How much is a gold medal worth: When American James Connolly won the triple jump at the first modern Olympic Games in Athens, Greece – the birthplace of the original Olympics on April 6, 1896, he became the first Olympic champion in 1,500 years.
Connolly, on the other hand, did not receive a gold medal. There was no such thing in 1896, according to Guinness World Records. The first gold medals were presented at the 1904 Olympic Games in St.
Louis. Before that, gold was thought to be prohibitively expensive. Instead, the first place winner earned a silver medal, second place received a bronze, and third place received no prize.
So, were the early organisers correct in choosing a less expensive alternative to gold, and are today’s medals made of the actual thing? Yes, to some extent, but it is not the sole reason they are so valuable. Continue reading to find out more.
How much does a gold medal with a gold finish cost
The word “gold medal” is quite deceptive. Gold medals were fashioned of real gold between 1904 and 1912 when the first gold medal was given in St.
Louis. But gold medals lost a lot of numismatic street cred that year during the Stockholm Games in Sweden, when organisers determined that they would be mainly manufactured of silver — at least 92.5 percent — then gilded in 6 ounces of gold plating from then on.
Those proportions haven’t changed since then.
Bronze medals are composed of “red brass,” which is a mixture of 95 percent copper and 5% zinc, both of which are base metals that are significantly less valuable than precious metals like silver and gold, according to The New York Times.
So, how much does a medal cost?
Here’s how the three medals stack up at the weigh-ins, according to Newsweek:
• 556 grammes of gold
• 550 kilos of silver
• Bronze weight: 450 g
Second-place medals are constructed of 925-1000 quality silver, which costs $0.76 per gramme as of February 14. A silver medal is worth $418 if it weighs 550 grammes.
The 6-ounce gilding on the first-place medal is worth $358.50, based on the current gold price of $59.75 per gramme. An Olympic gold medal is worth $776.50 when combined with the $418 worth of silver behind it.
Gold and silver are worth more than their weight in gold and silver.
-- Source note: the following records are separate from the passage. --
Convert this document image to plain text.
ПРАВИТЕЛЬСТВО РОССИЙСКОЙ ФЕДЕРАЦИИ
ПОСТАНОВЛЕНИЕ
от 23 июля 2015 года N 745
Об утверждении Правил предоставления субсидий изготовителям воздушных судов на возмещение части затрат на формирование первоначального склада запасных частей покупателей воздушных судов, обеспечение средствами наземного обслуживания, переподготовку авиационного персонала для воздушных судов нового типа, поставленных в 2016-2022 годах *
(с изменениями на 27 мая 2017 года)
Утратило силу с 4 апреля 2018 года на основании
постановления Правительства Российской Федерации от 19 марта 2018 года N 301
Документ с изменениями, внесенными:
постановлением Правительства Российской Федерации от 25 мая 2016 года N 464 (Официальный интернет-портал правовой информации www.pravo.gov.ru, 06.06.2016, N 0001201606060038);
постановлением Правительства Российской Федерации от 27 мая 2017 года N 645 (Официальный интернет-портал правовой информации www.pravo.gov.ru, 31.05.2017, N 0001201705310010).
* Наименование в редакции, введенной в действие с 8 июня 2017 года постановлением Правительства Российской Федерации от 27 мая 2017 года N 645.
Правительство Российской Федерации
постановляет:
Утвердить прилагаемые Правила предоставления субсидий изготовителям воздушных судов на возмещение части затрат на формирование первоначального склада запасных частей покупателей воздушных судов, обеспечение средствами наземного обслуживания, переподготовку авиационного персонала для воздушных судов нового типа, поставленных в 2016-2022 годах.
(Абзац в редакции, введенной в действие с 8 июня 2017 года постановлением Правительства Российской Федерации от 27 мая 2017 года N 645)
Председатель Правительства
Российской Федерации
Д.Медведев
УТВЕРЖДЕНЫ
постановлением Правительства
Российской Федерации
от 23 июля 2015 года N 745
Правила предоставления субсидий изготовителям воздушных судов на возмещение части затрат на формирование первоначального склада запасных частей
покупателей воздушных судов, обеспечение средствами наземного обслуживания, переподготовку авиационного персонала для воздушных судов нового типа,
According to The New York Times, former Olympic champions have been known to find themselves in such terrible financial problems that they are compelled to sell the physical manifestation of their life’s most significant achievement – their prized Olympic medals.
Others donate the symbol of their Olympic glory days to charity by auctioning it off.
In any event, eager collectors are on the lookout for Olympic medals to add to their collections. Like baseball cards, comic books, and sports memorabilia, medals are frequently auctioned, acquired, and sold.
That’s when you realise that the value of an Olympic medal exceeds the weight of its constituent metals — and that the more meaningful the Olympic moment, the more money the medal is worth. Here are some interesting facts concerning medals of this type:
• A bronze medal from the 1956 Winter Games in Italy sold for $3,750, even though the pound of copper that makes up 95 percent of the medal isn’t worth five dollars at the current rate.
• An $83,188 medal from the 1984 U.S. Men’s Basketball Team was sold. The medal belonged to an unknown Olympian, however Patrick Ewing was a part of both the original 1992 Dream Team and the 1984 team, which was arguably the best amateur team ever formed.
• A silver medal from the 1896 Olympic Games, when the winner received only a silver medal and no gold, sold for $180,111.
• A gold medal from the 1936 Olympics sold for $1.5 million, one of four that Jesse Owens won while dunking on Hitler at his own Berlin Games.
Take a look at the imagery on the gold, silver, and bronze medals if you have any doubts about athletic marketing’s branding strength.
According to the New York Times, the IOC mandates that the Olympic rings and the name of that year’s Games and a picture of the Greek goddess of triumph known as Nike be engraved on the medals.